General Mills is likely to run a leaner operation for several months as it evaluates needs, then starts hiring people back with the desired skills, said Anne Sample, a former human resources executive who now runs Navigate Forward, a Minneapolis firm that helps displaced executives.

"You don't want to go back and do a second restructuring six months after the first one," Sample said. "You don't want to break that corporate trust because the restructuring already changes the relationship between the company and the workers."

Her company is working with several laid-off General Mills executives to find new jobs.

"Talent is pretty sticky in the Twin Cities," Sample said, noting that many will land in other high-level roles locally. Her clients, all at the upper levels, are finding new jobs quicker now than before the pandemic.

General Mills leaders and representatives talk about the restructuring as a move into "connected commerce." That's a somewhat broad term that can mean different things to different industries, Brunsman said.
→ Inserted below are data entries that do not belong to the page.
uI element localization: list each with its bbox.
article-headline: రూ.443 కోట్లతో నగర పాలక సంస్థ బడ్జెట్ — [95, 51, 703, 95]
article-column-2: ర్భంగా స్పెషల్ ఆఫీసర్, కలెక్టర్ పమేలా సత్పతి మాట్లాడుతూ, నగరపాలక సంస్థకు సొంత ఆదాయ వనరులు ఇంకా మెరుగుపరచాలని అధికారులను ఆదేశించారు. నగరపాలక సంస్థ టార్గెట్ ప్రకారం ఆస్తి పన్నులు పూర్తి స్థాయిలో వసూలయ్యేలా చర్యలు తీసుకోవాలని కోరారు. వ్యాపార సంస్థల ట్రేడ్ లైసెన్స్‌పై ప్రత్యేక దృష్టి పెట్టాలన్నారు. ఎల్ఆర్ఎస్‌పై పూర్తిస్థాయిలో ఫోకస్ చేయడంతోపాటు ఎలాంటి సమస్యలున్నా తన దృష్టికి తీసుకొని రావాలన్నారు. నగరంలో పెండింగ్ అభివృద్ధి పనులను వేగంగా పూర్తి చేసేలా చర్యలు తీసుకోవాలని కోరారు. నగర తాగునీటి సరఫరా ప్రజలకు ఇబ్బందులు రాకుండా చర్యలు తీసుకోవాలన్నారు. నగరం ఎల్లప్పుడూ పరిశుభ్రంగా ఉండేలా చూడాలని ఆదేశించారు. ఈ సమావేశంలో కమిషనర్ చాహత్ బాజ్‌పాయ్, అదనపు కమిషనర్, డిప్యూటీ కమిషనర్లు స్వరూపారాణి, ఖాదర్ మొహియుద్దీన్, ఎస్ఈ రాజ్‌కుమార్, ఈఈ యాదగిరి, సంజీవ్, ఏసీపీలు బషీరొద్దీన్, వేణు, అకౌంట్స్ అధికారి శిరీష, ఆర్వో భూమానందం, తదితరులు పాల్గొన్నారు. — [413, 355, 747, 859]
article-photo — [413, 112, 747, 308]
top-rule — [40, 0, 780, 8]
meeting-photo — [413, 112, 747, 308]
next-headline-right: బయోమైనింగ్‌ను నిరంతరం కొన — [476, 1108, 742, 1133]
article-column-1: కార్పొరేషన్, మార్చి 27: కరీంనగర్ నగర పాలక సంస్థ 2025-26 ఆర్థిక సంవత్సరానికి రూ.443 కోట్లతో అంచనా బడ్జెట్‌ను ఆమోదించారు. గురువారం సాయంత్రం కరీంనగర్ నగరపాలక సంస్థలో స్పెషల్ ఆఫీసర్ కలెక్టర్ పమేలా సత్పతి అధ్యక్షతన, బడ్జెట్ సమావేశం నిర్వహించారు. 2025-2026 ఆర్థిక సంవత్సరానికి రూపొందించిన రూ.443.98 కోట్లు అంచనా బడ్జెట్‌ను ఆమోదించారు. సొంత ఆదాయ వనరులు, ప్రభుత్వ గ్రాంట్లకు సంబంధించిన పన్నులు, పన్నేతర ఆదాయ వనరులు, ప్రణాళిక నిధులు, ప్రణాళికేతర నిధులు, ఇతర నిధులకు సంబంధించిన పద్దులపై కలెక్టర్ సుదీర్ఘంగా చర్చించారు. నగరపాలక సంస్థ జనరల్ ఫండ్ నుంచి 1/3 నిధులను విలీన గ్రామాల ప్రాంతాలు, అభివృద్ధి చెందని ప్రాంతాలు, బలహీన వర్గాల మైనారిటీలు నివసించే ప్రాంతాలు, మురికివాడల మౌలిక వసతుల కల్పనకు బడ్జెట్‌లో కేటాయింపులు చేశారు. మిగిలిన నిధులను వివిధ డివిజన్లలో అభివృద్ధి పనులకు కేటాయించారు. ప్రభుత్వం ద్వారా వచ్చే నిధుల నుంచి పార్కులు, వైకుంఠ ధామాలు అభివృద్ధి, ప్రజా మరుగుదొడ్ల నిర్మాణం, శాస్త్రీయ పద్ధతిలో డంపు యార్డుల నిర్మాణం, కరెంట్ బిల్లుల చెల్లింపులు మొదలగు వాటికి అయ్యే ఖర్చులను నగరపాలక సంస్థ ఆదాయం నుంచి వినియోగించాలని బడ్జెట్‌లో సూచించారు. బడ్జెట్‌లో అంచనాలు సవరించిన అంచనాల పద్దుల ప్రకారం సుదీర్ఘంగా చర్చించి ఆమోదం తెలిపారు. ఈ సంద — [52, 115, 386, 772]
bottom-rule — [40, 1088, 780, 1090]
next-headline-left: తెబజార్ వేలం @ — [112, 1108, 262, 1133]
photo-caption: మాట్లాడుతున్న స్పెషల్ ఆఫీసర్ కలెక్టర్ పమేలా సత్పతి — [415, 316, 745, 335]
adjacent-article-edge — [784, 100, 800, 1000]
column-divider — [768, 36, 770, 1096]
For consumer goods companies, connected commerce generally means getting closer to consumers to understand who likes what — and where.

In the traditional sales model, a food manufacturer like General Mills depends on its retailers to relay back information to them about what sort of products are selling. Or, by buying third-party data.

"That was, at best, a loose connection between the consumer goods company and the people they are actually trying to please with their product," Brunsman said.

General Mills now harvests vast troves of data from two of its own sources: its digitized Box Tops for Education platform and its popular in-house recipe websites, BettyCrocker.com and Pillsbury.com, which saw a huge uptick in site visits during the pandemic.

Armed with detailed data — and with employees who specialize in analyzing it — consumer goods companies can rethink their entire distribution model.

"So instead of thinking about distribution into a region, you can think about distribution into a neighborhood," Brunsman said.

For the U's Shaver, whose research has included how the Twin Cities became home to so many large, publicly traded companies, the latest makeover at General Mills is no surprise.

"Most successful companies are constantly keeping an eye on how they're evolving," Shaver said. "If General Mills was not evolving, I would be much more concerned."